Ontario's announcement came as Alberta residents aged 60 and older became eligible to book third COVID-19 shots. Third doses are to people 65 and older in Saskatchewan and New Brunswick, Yukon residents can get boosters shots at 50 and anyone over 18 in Manitoba, the Northwest Territories and Nunavut can get a third dose. 

The pace of the province's booster plan drew concern from some in the medical community and political opposition, however. 

Doris Grinspun, head of the Registered Nurses' Association of Ontario, said waiting to preserve clinic capacity is a "terrible reason" to hold off on offering third doses because people will spend more time indoors in winter, making it easier for Omicron and other variants to spread. 

"We should be moving with boosters for everybody, the sooner the better," she said. 

NDP Leader Andrea Horwath called the booster rollout “lackadaisical” without enough communication from the government encouraging eligible people to participate.

There was also further news on Thursday of the Omicron variant being detected elsewhere in Ontario, days after the first four cases were detected in Ottawa and others were found in British Columbia, Alberta and Quebec.

Two Toronto-area health units confirmed cases of the Omicron COVID-19 variant on Thursday, the fifth and sixth known cases in the province. 

The Durham Region Health Department said the person who tested positive is a close contact of a traveller who recently returned from a southern African country that Canada has deemed high-risk for the variant. 

The local health department said other COVID-19 cases are under investigation because of recent travel history, but did not say how many are being investigated. Toronto Public Health declared an outbreak at a provincially run jail Thursday because the person who tested positive had a suspected Omicron case under investigation by Durham. 

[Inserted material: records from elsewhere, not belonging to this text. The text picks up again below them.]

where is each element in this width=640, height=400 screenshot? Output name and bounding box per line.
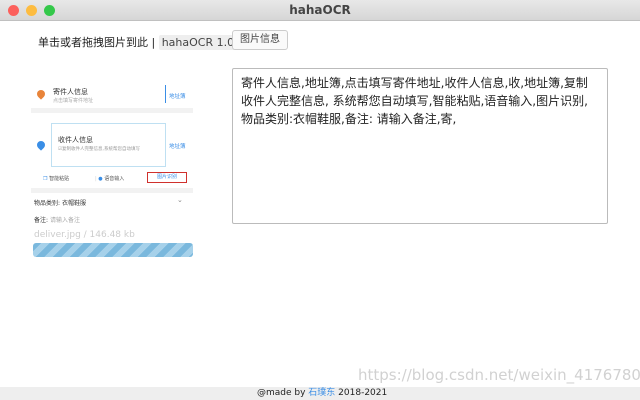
ocr-result-textarea[interactable]: 寄件人信息,地址簿,点击填写寄件地址,收件人信息,收,地址簿,复制收件人完整信息… bbox=[232, 68, 608, 224]
image-preview[interactable]: 寄件人信息 点击填写寄件地址 地址簿 收件人信息 ☑复制收件人完整信息,系统帮您… bbox=[31, 75, 193, 260]
watermark: https://blog.csdn.net/weixin_41767802 bbox=[358, 366, 640, 384]
drop-zone-heading[interactable]: 单击或者拖拽图片到此 | hahaOCR 1.0 bbox=[38, 34, 238, 50]
sender-hint: 点击填写寄件地址 bbox=[53, 98, 94, 104]
sender-title: 寄件人信息 bbox=[53, 88, 88, 96]
receiver-pin-icon bbox=[35, 139, 47, 151]
title-bar: hahaOCR bbox=[0, 0, 640, 21]
version-badge: hahaOCR 1.0 bbox=[158, 35, 238, 50]
window-title: hahaOCR bbox=[289, 3, 351, 17]
image-info-button[interactable]: 图片信息 bbox=[232, 30, 288, 50]
drop-hint: 单击或者拖拽图片到此 | bbox=[38, 36, 159, 49]
maximize-window-button[interactable] bbox=[44, 5, 55, 16]
receiver-hint: ☑复制收件人完整信息,系统帮您自动填写 bbox=[58, 147, 140, 152]
receiver-title: 收件人信息 bbox=[58, 136, 93, 144]
footer: @made by 石璞东 2018-2021 bbox=[0, 387, 640, 400]
author-link[interactable]: 石璞东 bbox=[308, 388, 335, 398]
image-ocr-highlight: 图片识别 bbox=[147, 172, 187, 183]
sender-address-book: 地址簿 bbox=[169, 94, 186, 100]
upload-progress-bar bbox=[33, 243, 193, 257]
close-window-button[interactable] bbox=[8, 5, 19, 16]
smart-paste: ❐ 智能粘贴 bbox=[43, 176, 70, 182]
minimize-window-button[interactable] bbox=[26, 5, 37, 16]
category: 物品类别: 衣帽鞋服 bbox=[34, 200, 86, 207]
sender-pin-icon bbox=[35, 88, 47, 100]
voice-input: | ● 语音输入 bbox=[95, 176, 125, 182]
remark: 备注: 请输入备注 bbox=[34, 217, 80, 224]
file-info: deliver.jpg / 146.48 kb bbox=[34, 230, 135, 240]
receiver-address-book: 地址簿 bbox=[169, 144, 186, 150]
chevron-down-icon: ⌄ bbox=[177, 196, 183, 204]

Halton Public Health, meanwhile, said one person was confirmed to have the variant and two others had probable cases. It said one of the people with a suspected Omicron case had recently travelled to Nigeria and is a close contact of the other two. 

The World Health Organization has named Omicron a variant of concern, and Canada is one of several countries to have implemented targeted travel measures to contain it, though not much is yet known about its characteristics, including whether it reduces vaccine effectiveness. 

Moore said Thursday that while it's unclear if boosters will help against Omicron, "we don't expect an absolute loss of immunity."

"I do hope and wish that it gives us protection against Omicron but I don’t have the science to say that yet," he said.

But if vaccines are effective against Omicron, Moore said the province would ideally offer boosters to people who haven't yet had third doses within two months, so more people can be better protected if Omicron is indeed more transmissible and becomes the dominant virus strain. 

Thursday's announcement on booster doses also came with new vaccination guidance for people receiving dialysis, who will become eligible for third COVID-19 vaccine doses if it’s been 56 days since their second shot. 

The province now recommends that people receiving cell treatments following therapy or a transplant get vaccinated again with both shots because of lost immunity.  

Also starting Thursday, limited doses of the single-shot Johnson and Johnson COVID-19 vaccine are now on offer to adults with allergies to mRNA shots, or to unvaccinated people who contact their local public health unit. 

That vaccine was approved by Health Canada but hadn't been distributed in Ontario, though other provinces have already offered it to some people. 

Moore said the province considers the Johnson and Johnson shot to be inferior to mRNA vaccines from Moderna and Pfizer-BioNTech, but he said it's now being offered with informed consent because public health units indicated some people had a preference for it.